Toxic effects of the oil resulted in some dolphin and whale stocks losing over half of their population, and without any active restoration, these stocks may take over 50 years to recover (DWH NRDA Trustees, 2016).
However, questions linger about the biological mechanisms by which the oil caused illness, death, and reproductive failure, as well as how long the effects may last into the future.
To address these questions, our team of marine mammal scientists is excited to announce the start of the Consortium for Advanced Research on Marine Mammal Health Assessment! CARMMHA is a research consortium funded by the Gulf of Mexico Research Initiative (GoMRI).
Over the next two years, CARMMHA’s goal is to produce a suite of updated models that will combine data from before, during, and the eight years after the spill to look for any potential population-level impacts and update the recovery trajectories for the injured stocks of dolphins and whales.
We are an interdisciplinary group of researchers with extensive experience in cetacean biology and physiology, environmental toxicity, trophic ecology, statistical analysis and modeling, and marine mammal medicine from 12 institutions with a unique combination of expertise, passion, and curiosity for studying the toxic effects of oil on Gulf of Mexico cetaceans. Drs. Lori Schwacke (Lead Principal Investigator and Consortium Director) and Cynthia Smith (Deputy Director) from the National Marine Mammal Foundation will lead the research efforts and plan to especially focus on how to synthesize the various streams of data into a comprehensive understanding of oil’s adverse health impacts. Building on their experience with the DWH NRDA, Drs. Schwacke and Smith will oversee CARMMHA’s combination of thematic projects, field assessments, and integrative modeling. Our consortium has four main objectives:
Cardiotoxicity and Immunotoxicity
Develop and use innovative veterinary and laboratory techniques to study how oil affects cardiac and immune health in wild dolphins exposed to DWH oil.
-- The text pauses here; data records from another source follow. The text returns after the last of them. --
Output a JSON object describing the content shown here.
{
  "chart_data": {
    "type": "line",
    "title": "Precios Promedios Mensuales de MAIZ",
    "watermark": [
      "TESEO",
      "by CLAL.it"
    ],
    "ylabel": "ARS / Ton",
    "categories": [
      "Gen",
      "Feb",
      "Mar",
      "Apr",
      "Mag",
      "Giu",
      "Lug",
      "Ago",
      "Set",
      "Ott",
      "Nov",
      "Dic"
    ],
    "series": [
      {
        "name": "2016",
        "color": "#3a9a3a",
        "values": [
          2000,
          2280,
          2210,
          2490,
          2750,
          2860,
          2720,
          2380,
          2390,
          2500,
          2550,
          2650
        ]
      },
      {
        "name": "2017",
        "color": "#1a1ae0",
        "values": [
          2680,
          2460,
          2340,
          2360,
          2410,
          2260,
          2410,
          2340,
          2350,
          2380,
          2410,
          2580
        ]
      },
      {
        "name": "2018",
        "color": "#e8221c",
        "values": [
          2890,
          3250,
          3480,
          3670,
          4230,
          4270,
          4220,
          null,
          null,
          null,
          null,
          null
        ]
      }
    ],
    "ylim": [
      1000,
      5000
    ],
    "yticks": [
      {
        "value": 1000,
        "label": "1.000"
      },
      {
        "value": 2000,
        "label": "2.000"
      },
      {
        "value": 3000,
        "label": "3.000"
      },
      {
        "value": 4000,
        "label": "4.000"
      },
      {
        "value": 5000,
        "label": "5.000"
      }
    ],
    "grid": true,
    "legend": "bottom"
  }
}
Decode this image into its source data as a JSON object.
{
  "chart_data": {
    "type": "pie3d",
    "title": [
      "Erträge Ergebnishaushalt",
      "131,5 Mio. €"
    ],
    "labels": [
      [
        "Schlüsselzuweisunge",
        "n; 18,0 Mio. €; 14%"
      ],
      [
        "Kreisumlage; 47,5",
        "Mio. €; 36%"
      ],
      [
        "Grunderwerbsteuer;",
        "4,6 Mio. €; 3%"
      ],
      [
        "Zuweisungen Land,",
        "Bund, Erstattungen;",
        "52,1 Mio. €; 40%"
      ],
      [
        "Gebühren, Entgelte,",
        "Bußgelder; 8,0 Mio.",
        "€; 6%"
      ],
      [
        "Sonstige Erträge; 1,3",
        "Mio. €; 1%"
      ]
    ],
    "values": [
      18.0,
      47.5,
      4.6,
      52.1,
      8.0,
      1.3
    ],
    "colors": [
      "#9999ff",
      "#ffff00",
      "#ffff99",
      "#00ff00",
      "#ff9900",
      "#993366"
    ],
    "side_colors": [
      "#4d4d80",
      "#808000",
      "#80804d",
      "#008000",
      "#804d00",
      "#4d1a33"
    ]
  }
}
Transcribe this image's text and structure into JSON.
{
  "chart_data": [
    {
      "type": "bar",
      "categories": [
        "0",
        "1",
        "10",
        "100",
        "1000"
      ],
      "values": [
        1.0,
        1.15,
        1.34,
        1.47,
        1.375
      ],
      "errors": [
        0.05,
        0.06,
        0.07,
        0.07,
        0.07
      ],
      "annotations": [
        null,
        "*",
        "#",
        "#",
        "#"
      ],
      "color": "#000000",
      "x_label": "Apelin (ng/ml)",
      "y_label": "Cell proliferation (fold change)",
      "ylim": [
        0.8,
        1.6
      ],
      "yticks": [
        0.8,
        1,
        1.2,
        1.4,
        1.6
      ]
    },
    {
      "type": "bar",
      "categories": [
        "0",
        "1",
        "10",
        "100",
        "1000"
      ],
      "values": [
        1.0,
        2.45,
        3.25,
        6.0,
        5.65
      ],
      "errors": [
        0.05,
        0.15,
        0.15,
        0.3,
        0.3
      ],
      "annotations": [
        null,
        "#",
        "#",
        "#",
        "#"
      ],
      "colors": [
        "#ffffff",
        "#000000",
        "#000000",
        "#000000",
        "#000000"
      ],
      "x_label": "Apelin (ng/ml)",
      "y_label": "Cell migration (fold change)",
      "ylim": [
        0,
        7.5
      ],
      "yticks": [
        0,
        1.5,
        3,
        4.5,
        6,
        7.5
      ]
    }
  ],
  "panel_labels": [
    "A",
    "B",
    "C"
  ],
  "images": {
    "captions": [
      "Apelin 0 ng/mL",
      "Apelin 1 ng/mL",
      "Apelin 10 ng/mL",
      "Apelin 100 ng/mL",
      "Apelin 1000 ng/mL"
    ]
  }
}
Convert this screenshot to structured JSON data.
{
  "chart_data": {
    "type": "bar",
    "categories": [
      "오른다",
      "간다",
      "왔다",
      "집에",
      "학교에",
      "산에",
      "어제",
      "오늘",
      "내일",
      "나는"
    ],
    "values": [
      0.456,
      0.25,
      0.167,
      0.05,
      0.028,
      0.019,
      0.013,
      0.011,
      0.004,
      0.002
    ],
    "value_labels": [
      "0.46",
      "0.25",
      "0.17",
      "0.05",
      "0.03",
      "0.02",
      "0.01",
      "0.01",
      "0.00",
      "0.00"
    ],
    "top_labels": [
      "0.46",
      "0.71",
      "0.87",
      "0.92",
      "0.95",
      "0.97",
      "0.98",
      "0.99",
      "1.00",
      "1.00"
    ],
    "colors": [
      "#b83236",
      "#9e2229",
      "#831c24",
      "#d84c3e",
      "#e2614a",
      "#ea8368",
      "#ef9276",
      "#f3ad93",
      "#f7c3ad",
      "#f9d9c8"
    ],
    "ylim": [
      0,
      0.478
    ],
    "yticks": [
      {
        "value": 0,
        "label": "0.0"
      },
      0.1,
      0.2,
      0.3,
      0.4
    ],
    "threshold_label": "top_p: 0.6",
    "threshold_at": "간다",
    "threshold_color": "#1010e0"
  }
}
Studies of fish species (e.g., GoMRI RECOVER consortium; Bayha et al., 2017; and DWH NRDA Trustees, 2016) have established oil-related cardiotoxic and immunotoxic endpoints, and our ongoing GoMRI V study (PI Smith) has suggested cardiac and immune abnormalities in dolphins from heavily-oiled Barataria Bay. We will develop and validate innovative diagnostic techniques, which can then be applied in field assessments to characterize the current cardiac health of Gulf of Mexico dolphin stocks. We will use archived samples from previous Gulf of Mexico field efforts and the well-studied population of dolphins cared for by the US Navy to work on our methodology before our CARMMHA field work.
Food Web Changes and Dolphin Diets
Investigate how DWH’s effects on fish and crustaceans may have affected Gulf of Mexico food webs and therefore dolphins’ diets and health.
A prior GoMRI II study (PI De Guise) and other recently published studies suggest effects (both adverse and beneficial) in lower trophic species of inshore Gulf of Mexico ecosystems following the DWH disaster. Such changes would have indirect effects on the nutritional state of dolphins, which are apex predators in these ecosystems. We will study dietary & trophic assessments using stable isotope and fatty acid signatures of existing archives of dolphin and fish tissue samples from before, during, and after the spill, as well as samples from new field assessments, to help define the diets, foraging habitat use, and food web linkages for dolphins.
Comparative Dolphin Health Assessments
Fill a critical information gap related to the current health status of dolphins outside of the previously studied bays, sounds, and estuaries following the DWH oil spill.
CARMMHA will conduct field health assessments of dolphins in Barataria Bay, Sarasota Bay (an unoiled reference stock), and in the waters outside of Mobile Bay, AL. Our team has conducted health assessments on the stocks in Barataria Bay and Sarasota Bay several times since the DWH oil spill, and these data will provide additional information on the long-term effects of oil exposure. During our Alabama fieldwork, we will fill a critical information gap by evaluating the health of dolphins from the Northern Coastal Stock. CARMMHA will address the uncertainty associated with extrapolating results from bay, sound, and estuary dolphin stocks to coastal dolphin stocks, which were also highly exposed to DWH oil.
Apply state-of-the-art modeling approaches to synthesize all available data and information to develop new population recovery trajectories for various northern Gulf of Mexico dolphin and whale stocks.
CARMMHA will develop improved and up-to-date predictions of population recovery trajectories with robust measures of uncertainty for key cetacean stocks. We will 1) integrate information relevant to health, demography, abundance, and environmental stochasticity from prior studies, including GoMRI and NRDA efforts, with new information from the CARMMHA field and thematic projects, 2) conduct a formal expert elicitation to estimate recovery timelines for survival and reproductive rates, and 3) synthesize new data and information on abundance trends that are emerging from the Gulf of Mexico Marine Assessment Program for Protected Species (GoMMAPPS) to inform model predictions.